Surgical reconstruction is a life changer for people with end-stage ankle arthritis, a painful condition that limits patients’ abilities to go up and down stairs, get out of a car and even walk. Now researchers from The Rothman Orthopedic Institute at Jefferson Health demonstrate that surgical reconstruction boosts patients’ range of motion by more than 60 percent and that translates to significantly less pain and better function completing everyday activities with improvement continuing for at least the first two years following surgery.
The findings will enable surgeons to not only best inform patients about what improvements to expect as they recover during the first two years after surgery and but also what the surgical repair can do for them — namely, provide a superior quality of life.
“They’re really dramatically better than they were before surgery on average,” said Steven Raikin, MD, Director of Foot and Ankle Service at the Rothman Orthopedic Institute at Jefferson Health and professor of Orthopedic Surgery at Jefferson Medical College, who published the work September 5th in the Journal of Bone and Joint Surgery.
Traumatic injury or repeated sprains wear down cartilage that usually cushions the ankle joint. Bone-on-bone grinding and arthritis can occur as the protective buffer erodes away. As a result, patients with ankle arthritis have limited range of motion in their ankle. Together with debilitating pain, the condition prevents patients from doing everyday activities as simple as getting up from a chair. When non-surgical options such as medications, steroid injections or bracing have failed, surgery becomes the only option.
Total ankle arthroplasty, or a complete surgical replacement of the ankle joint, has only become a viable choice in the last decade. With new methods and updated devices, results from total ankle arthroplasty appear effective, but patients wanted to know more about the recovery period.
“The whole idea was to try to create expectation parameters for patients getting ankle replacements at different time periods in the first two years following surgery,” he said.
Dr. Raikin and a team of surgeons and researchers from The Rothman Institute and Thomas Jefferson University Hospital assessed more than 100 patients’ range of motion, pain levels and function completing everyday activities before surgery and then again at three months, six months, one year and two years after total ankle arthroplasty surgery.

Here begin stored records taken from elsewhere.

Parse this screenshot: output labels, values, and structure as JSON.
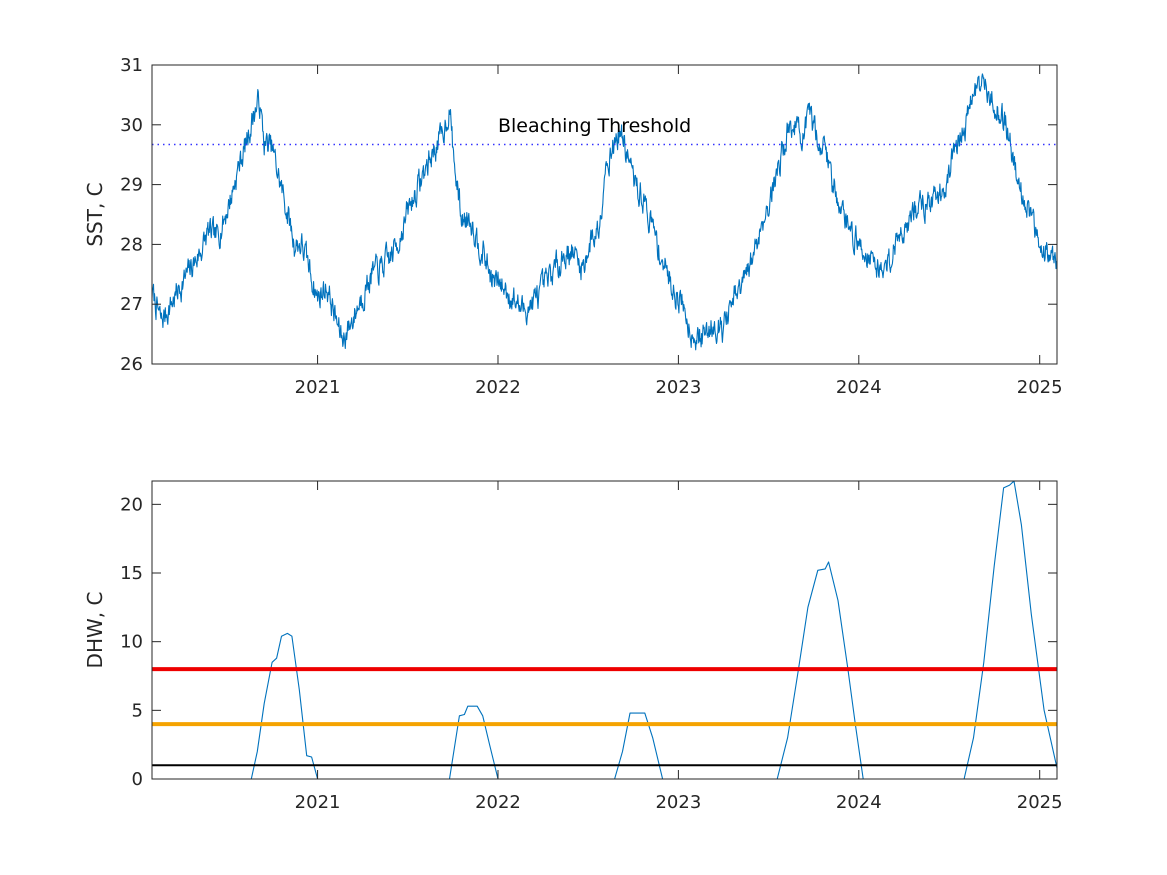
{
  "chart_data": [
    {
      "type": "line",
      "title": "",
      "xlabel": "",
      "ylabel": "SST, C",
      "xlim": [
        "2020-02-01",
        "2025-02-05"
      ],
      "ylim": [
        26,
        31
      ],
      "xticks": [
        {
          "date": "2021-01-01",
          "label": "2021"
        },
        {
          "date": "2022-01-01",
          "label": "2022"
        },
        {
          "date": "2023-01-01",
          "label": "2023"
        },
        {
          "date": "2024-01-01",
          "label": "2024"
        },
        {
          "date": "2025-01-01",
          "label": "2025"
        }
      ],
      "yticks": [
        26,
        27,
        28,
        29,
        30,
        31
      ],
      "grid": false,
      "series": [
        {
          "color": "#0072BD",
          "points": [
            [
              "2020-02-01",
              27.2
            ],
            [
              "2020-02-20",
              26.7
            ],
            [
              "2020-03-10",
              27.0
            ],
            [
              "2020-03-30",
              27.3
            ],
            [
              "2020-04-20",
              27.6
            ],
            [
              "2020-05-10",
              27.9
            ],
            [
              "2020-05-25",
              28.2
            ],
            [
              "2020-06-10",
              28.1
            ],
            [
              "2020-06-25",
              28.4
            ],
            [
              "2020-07-10",
              28.8
            ],
            [
              "2020-07-25",
              29.3
            ],
            [
              "2020-08-10",
              29.7
            ],
            [
              "2020-08-25",
              30.2
            ],
            [
              "2020-09-05",
              30.4
            ],
            [
              "2020-09-15",
              29.7
            ],
            [
              "2020-10-01",
              29.6
            ],
            [
              "2020-10-15",
              29.1
            ],
            [
              "2020-10-30",
              28.6
            ],
            [
              "2020-11-15",
              28.0
            ],
            [
              "2020-11-30",
              28.0
            ],
            [
              "2020-12-15",
              27.6
            ],
            [
              "2021-01-01",
              27.1
            ],
            [
              "2021-01-20",
              27.3
            ],
            [
              "2021-02-05",
              26.8
            ],
            [
              "2021-02-20",
              26.4
            ],
            [
              "2021-03-10",
              26.7
            ],
            [
              "2021-03-30",
              27.1
            ],
            [
              "2021-04-20",
              27.5
            ],
            [
              "2021-05-10",
              27.6
            ],
            [
              "2021-05-30",
              27.8
            ],
            [
              "2021-06-15",
              28.1
            ],
            [
              "2021-07-05",
              28.6
            ],
            [
              "2021-07-25",
              29.0
            ],
            [
              "2021-08-10",
              29.3
            ],
            [
              "2021-08-25",
              29.6
            ],
            [
              "2021-09-10",
              29.8
            ],
            [
              "2021-09-25",
              30.3
            ],
            [
              "2021-10-05",
              29.3
            ],
            [
              "2021-10-20",
              28.4
            ],
            [
              "2021-11-05",
              28.5
            ],
            [
              "2021-11-20",
              28.1
            ],
            [
              "2021-12-05",
              27.8
            ],
            [
              "2021-12-20",
              27.4
            ],
            [
              "2022-01-10",
              27.3
            ],
            [
              "2022-02-01",
              27.1
            ],
            [
              "2022-02-20",
              26.9
            ],
            [
              "2022-03-10",
              27.0
            ],
            [
              "2022-03-30",
              27.2
            ],
            [
              "2022-04-20",
              27.5
            ],
            [
              "2022-05-10",
              27.8
            ],
            [
              "2022-05-30",
              27.9
            ],
            [
              "2022-06-20",
              27.6
            ],
            [
              "2022-07-10",
              28.1
            ],
            [
              "2022-07-25",
              28.3
            ],
            [
              "2022-08-05",
              29.3
            ],
            [
              "2022-08-20",
              29.6
            ],
            [
              "2022-09-05",
              29.9
            ],
            [
              "2022-09-20",
              29.5
            ],
            [
              "2022-10-05",
              29.0
            ],
            [
              "2022-10-20",
              28.8
            ],
            [
              "2022-11-05",
              28.4
            ],
            [
              "2022-11-20",
              28.0
            ],
            [
              "2022-12-05",
              27.6
            ],
            [
              "2022-12-20",
              27.3
            ],
            [
              "2023-01-10",
              27.0
            ],
            [
              "2023-01-25",
              26.6
            ],
            [
              "2023-02-10",
              26.4
            ],
            [
              "2023-02-25",
              26.5
            ],
            [
              "2023-03-15",
              26.7
            ],
            [
              "2023-04-01",
              26.6
            ],
            [
              "2023-04-20",
              27.0
            ],
            [
              "2023-05-10",
              27.3
            ],
            [
              "2023-05-25",
              27.6
            ],
            [
              "2023-06-10",
              28.1
            ],
            [
              "2023-06-25",
              28.5
            ],
            [
              "2023-07-10",
              28.9
            ],
            [
              "2023-07-25",
              29.4
            ],
            [
              "2023-08-10",
              29.9
            ],
            [
              "2023-08-25",
              30.0
            ],
            [
              "2023-09-10",
              29.8
            ],
            [
              "2023-09-25",
              30.1
            ],
            [
              "2023-10-10",
              29.8
            ],
            [
              "2023-10-25",
              29.6
            ],
            [
              "2023-11-10",
              29.0
            ],
            [
              "2023-11-25",
              28.7
            ],
            [
              "2023-12-10",
              28.3
            ],
            [
              "2023-12-25",
              28.1
            ],
            [
              "2024-01-10",
              27.9
            ],
            [
              "2024-01-25",
              27.8
            ],
            [
              "2024-02-10",
              27.6
            ],
            [
              "2024-02-25",
              27.6
            ],
            [
              "2024-03-15",
              28.0
            ],
            [
              "2024-04-01",
              28.3
            ],
            [
              "2024-04-20",
              28.5
            ],
            [
              "2024-05-10",
              28.7
            ],
            [
              "2024-05-30",
              28.7
            ],
            [
              "2024-06-15",
              28.9
            ],
            [
              "2024-07-01",
              29.2
            ],
            [
              "2024-07-15",
              29.6
            ],
            [
              "2024-08-01",
              29.9
            ],
            [
              "2024-08-15",
              30.4
            ],
            [
              "2024-08-30",
              30.7
            ],
            [
              "2024-09-10",
              30.6
            ],
            [
              "2024-09-25",
              30.5
            ],
            [
              "2024-10-10",
              30.2
            ],
            [
              "2024-10-25",
              30.0
            ],
            [
              "2024-11-10",
              29.4
            ],
            [
              "2024-11-25",
              28.9
            ],
            [
              "2024-12-10",
              28.6
            ],
            [
              "2024-12-25",
              28.1
            ],
            [
              "2025-01-10",
              28.0
            ],
            [
              "2025-01-25",
              27.8
            ],
            [
              "2025-02-05",
              27.6
            ]
          ]
        },
        {
          "name": "Bleaching Threshold",
          "style": "dotted",
          "color": "#3333FF",
          "points": [
            [
              "2020-02-01",
              29.67
            ],
            [
              "2025-02-05",
              29.67
            ]
          ]
        }
      ],
      "annotations": [
        {
          "text": "Bleaching Threshold",
          "x": "2022-01-01",
          "y": 29.88
        }
      ]
    },
    {
      "type": "line",
      "title": "",
      "xlabel": "",
      "ylabel": "DHW, C",
      "xlim": [
        "2020-02-01",
        "2025-02-05"
      ],
      "ylim": [
        0,
        21.7
      ],
      "xticks": [
        {
          "date": "2021-01-01",
          "label": "2021"
        },
        {
          "date": "2022-01-01",
          "label": "2022"
        },
        {
          "date": "2023-01-01",
          "label": "2023"
        },
        {
          "date": "2024-01-01",
          "label": "2024"
        },
        {
          "date": "2025-01-01",
          "label": "2025"
        }
      ],
      "yticks": [
        0,
        5,
        10,
        15,
        20
      ],
      "grid": false,
      "series": [
        {
          "color": "#0072BD",
          "points": [
            [
              "2020-02-01",
              0
            ],
            [
              "2020-08-20",
              0
            ],
            [
              "2020-09-01",
              2.0
            ],
            [
              "2020-09-15",
              5.5
            ],
            [
              "2020-10-01",
              8.5
            ],
            [
              "2020-10-10",
              8.8
            ],
            [
              "2020-10-20",
              10.4
            ],
            [
              "2020-11-01",
              10.6
            ],
            [
              "2020-11-10",
              10.4
            ],
            [
              "2020-11-25",
              6.5
            ],
            [
              "2020-12-10",
              1.7
            ],
            [
              "2020-12-20",
              1.6
            ],
            [
              "2021-01-01",
              0
            ],
            [
              "2021-09-25",
              0
            ],
            [
              "2021-10-15",
              4.6
            ],
            [
              "2021-10-25",
              4.7
            ],
            [
              "2021-11-01",
              5.3
            ],
            [
              "2021-11-20",
              5.3
            ],
            [
              "2021-12-01",
              4.6
            ],
            [
              "2021-12-15",
              2.5
            ],
            [
              "2022-01-01",
              0
            ],
            [
              "2022-08-25",
              0
            ],
            [
              "2022-09-10",
              2.0
            ],
            [
              "2022-09-25",
              4.8
            ],
            [
              "2022-10-25",
              4.8
            ],
            [
              "2022-11-10",
              3.0
            ],
            [
              "2022-11-30",
              0
            ],
            [
              "2023-07-20",
              0
            ],
            [
              "2023-08-10",
              3.0
            ],
            [
              "2023-09-01",
              8.0
            ],
            [
              "2023-09-20",
              12.5
            ],
            [
              "2023-10-10",
              15.2
            ],
            [
              "2023-10-25",
              15.3
            ],
            [
              "2023-11-01",
              15.8
            ],
            [
              "2023-11-20",
              13.0
            ],
            [
              "2023-12-10",
              8.0
            ],
            [
              "2023-12-25",
              4.0
            ],
            [
              "2024-01-10",
              0
            ],
            [
              "2024-08-01",
              0
            ],
            [
              "2024-08-20",
              3.0
            ],
            [
              "2024-09-10",
              8.5
            ],
            [
              "2024-10-01",
              15.5
            ],
            [
              "2024-10-20",
              21.2
            ],
            [
              "2024-11-01",
              21.4
            ],
            [
              "2024-11-10",
              21.7
            ],
            [
              "2024-11-25",
              18.5
            ],
            [
              "2024-12-15",
              12.0
            ],
            [
              "2025-01-10",
              5.0
            ],
            [
              "2025-02-05",
              0.8
            ]
          ]
        },
        {
          "color": "#EE0000",
          "width": 4,
          "points": [
            [
              "2020-02-01",
              8
            ],
            [
              "2025-02-05",
              8
            ]
          ]
        },
        {
          "color": "#F5A300",
          "width": 4,
          "points": [
            [
              "2020-02-01",
              4
            ],
            [
              "2025-02-05",
              4
            ]
          ]
        },
        {
          "color": "#000000",
          "width": 2,
          "points": [
            [
              "2020-02-01",
              1
            ],
            [
              "2025-02-05",
              1
            ]
          ]
        }
      ]
    }
  ]
}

On average, surgery improved patients’ ankle range of motion in the sagittal plane by 66 percent, from a 20.7-degree angle before surgery to a peak of 34.3 degrees six months post-surgery. As patients’ range of motion improved, so did their quality of life.
“We are able to give a dramatic improvement in range of motion and pain with these ankle replacements,” said Dr. Raikin. Patients’ pain scores plummeted from 74 on a 100-point scale to 15 and their ability to complete everyday tasks shot up from 50 to 80 out of 100 over the two-year follow-up. What’s more these improvements correlated strongly with enhanced ankle flexibility.
When the team analyzed surgical outcomes, they found that the critical recovery window happened much earlier than they thought. The first six months post-surgery were crucial, according to their data.
“The vast majority of the improvement patients get, they actually get in the first six months,” said Dr. Raikin. “This is very important because we have to really motivate patients earlier on.”
Patients’ range of motion peaked at the 6-month mark with improvement slowing down from there for example. Pain and functionality followed the same trend. Dr. Raikin is now pushing his patients in their recovery earlier and quicker as a result of this study.
That said, patients do continue to improve both their range of motion and their pain and functionality until about 2 years. “So, if they’re not where we expect them to be, they can still catch up,” Dr. Raikin said.